Dealing with Life in Turmoil

ToughTimesHighs and lows are just part of life.

When things aren’t going the way you want them to, and you feel like you are losing control, that could be a signal that it’s time to focus on solutions. It is important not to get swept away by negativity. There is a Jewish folk tale about King Solomon (the story varies, but I recall a version in which Solomon was bipolar) in which a wise member of his court advised him “…and this too shall pass.”

Several years ago, the flight I was on slid off the end of the runway in Milwaukee. It’s hard to express the terror I felt without lapsing into profanity, so I won’t even try. Nobody was severely injured (I had no physical injuries at all), but what should have been a routine trip and a restful night ended up with me finally getting off the plane well after the car rental booth had closed for the night. They wouldn’t let us off until they got enough plywood to put on the mud so that we wouldn’t have to slog through 100 yards of mud up to our knees.

I didn’t know anyone I could call, and my checked luggage was in a plane that was sunk about 6 feet into mud, rendering the cargo hatch inaccessible. Since there wasn’t anything that I could do about it, I just told myself that I was lucky to be alive, and that I would endure.

I recalled the story of Solomon.

I found a corner, used my carry-on as a pillow, and slept on a hard floor in the terminal until sunrise. I awoke stiff and sore, but alive and uninjured. I had a theatrical performance that day, but my costume was in my checked luggage. I rented a car, got to the performance site, and with the help of the folks there, we cobbled together a costume. The show went on. The next day, the airline had managed to dig through enough of the mud to access the cargo hold. I got my luggage, and life returned to more-or-less normal.

You are going to face turmoil and difficulties throughout your life. These too shall pass. Regardless of how tough things get, your situation isn’t going to last forever. Try telling yourself that you will survive, and things will eventually improve. No matter what the problem, what turmoil you are facing, this too shall pass.

At some point, you will look back and recognize the lesson that you learned, and use that to improve your future.

A lesson from that night in Milwaukee: Ask for help if you really need it. And express gratitude when you get that help. I came through that experience feeling pretty good about myself and my new friends.

Another lesson: I can now see things from a different perspective. I came close to being injured or killed that night. Having a bad day at work is not that big of a deal anymore. Even losing a job doesn’t compare to what I went through that night in Milwaukee.

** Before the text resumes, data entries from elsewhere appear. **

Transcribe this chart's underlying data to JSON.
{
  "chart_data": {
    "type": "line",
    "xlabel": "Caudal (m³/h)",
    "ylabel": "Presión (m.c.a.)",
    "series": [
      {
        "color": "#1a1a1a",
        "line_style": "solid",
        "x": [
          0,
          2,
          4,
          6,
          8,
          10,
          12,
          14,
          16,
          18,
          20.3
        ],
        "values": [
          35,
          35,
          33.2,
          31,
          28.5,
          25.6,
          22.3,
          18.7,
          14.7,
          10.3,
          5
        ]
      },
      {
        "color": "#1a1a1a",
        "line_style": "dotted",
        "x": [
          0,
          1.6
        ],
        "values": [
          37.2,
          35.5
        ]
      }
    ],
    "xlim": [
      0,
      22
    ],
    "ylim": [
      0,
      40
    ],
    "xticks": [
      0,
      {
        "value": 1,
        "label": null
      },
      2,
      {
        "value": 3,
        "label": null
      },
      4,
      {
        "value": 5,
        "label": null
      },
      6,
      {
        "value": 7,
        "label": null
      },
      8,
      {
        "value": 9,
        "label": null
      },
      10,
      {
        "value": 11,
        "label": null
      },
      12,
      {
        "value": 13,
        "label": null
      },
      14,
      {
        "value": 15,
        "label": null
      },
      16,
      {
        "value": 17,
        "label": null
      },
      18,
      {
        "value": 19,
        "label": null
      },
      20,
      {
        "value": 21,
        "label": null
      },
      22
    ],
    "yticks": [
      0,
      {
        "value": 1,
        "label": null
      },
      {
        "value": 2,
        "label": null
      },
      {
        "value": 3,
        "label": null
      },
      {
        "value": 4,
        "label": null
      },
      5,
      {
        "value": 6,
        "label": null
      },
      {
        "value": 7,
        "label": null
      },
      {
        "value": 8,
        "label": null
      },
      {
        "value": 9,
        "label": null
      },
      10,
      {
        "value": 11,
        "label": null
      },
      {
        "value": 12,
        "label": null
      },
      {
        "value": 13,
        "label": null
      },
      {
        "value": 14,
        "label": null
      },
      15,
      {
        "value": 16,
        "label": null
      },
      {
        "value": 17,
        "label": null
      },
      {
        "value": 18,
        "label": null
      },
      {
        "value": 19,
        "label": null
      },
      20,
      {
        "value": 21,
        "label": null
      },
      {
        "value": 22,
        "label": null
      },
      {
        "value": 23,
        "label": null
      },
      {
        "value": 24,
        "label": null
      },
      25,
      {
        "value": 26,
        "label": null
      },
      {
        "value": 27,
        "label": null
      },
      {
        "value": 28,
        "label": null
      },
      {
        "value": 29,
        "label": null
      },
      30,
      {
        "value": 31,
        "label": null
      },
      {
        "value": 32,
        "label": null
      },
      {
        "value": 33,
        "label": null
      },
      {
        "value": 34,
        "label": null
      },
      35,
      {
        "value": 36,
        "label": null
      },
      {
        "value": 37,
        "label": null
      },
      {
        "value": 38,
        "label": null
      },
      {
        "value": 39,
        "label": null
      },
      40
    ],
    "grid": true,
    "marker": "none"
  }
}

Eventually, whatever turmoil you are currently experiencing will be nothing but a memory. It won’t matter any more. You might even look back and laugh, or you might even be incredibly thankful for what looked like a terrible ordeal at the time, because what came out of it was good. Or, at least OK.

What is going on right now is just a tiny part of your whole life. Keep sight of the Big Picture.

Life will also have beautiful moments. You will endure the pain, because you understand that it will be worth it. You will overcome that pain – the process can be part of your self improvement plan.

During difficult times, you will at least discover who your real friends are. That can be valuable information.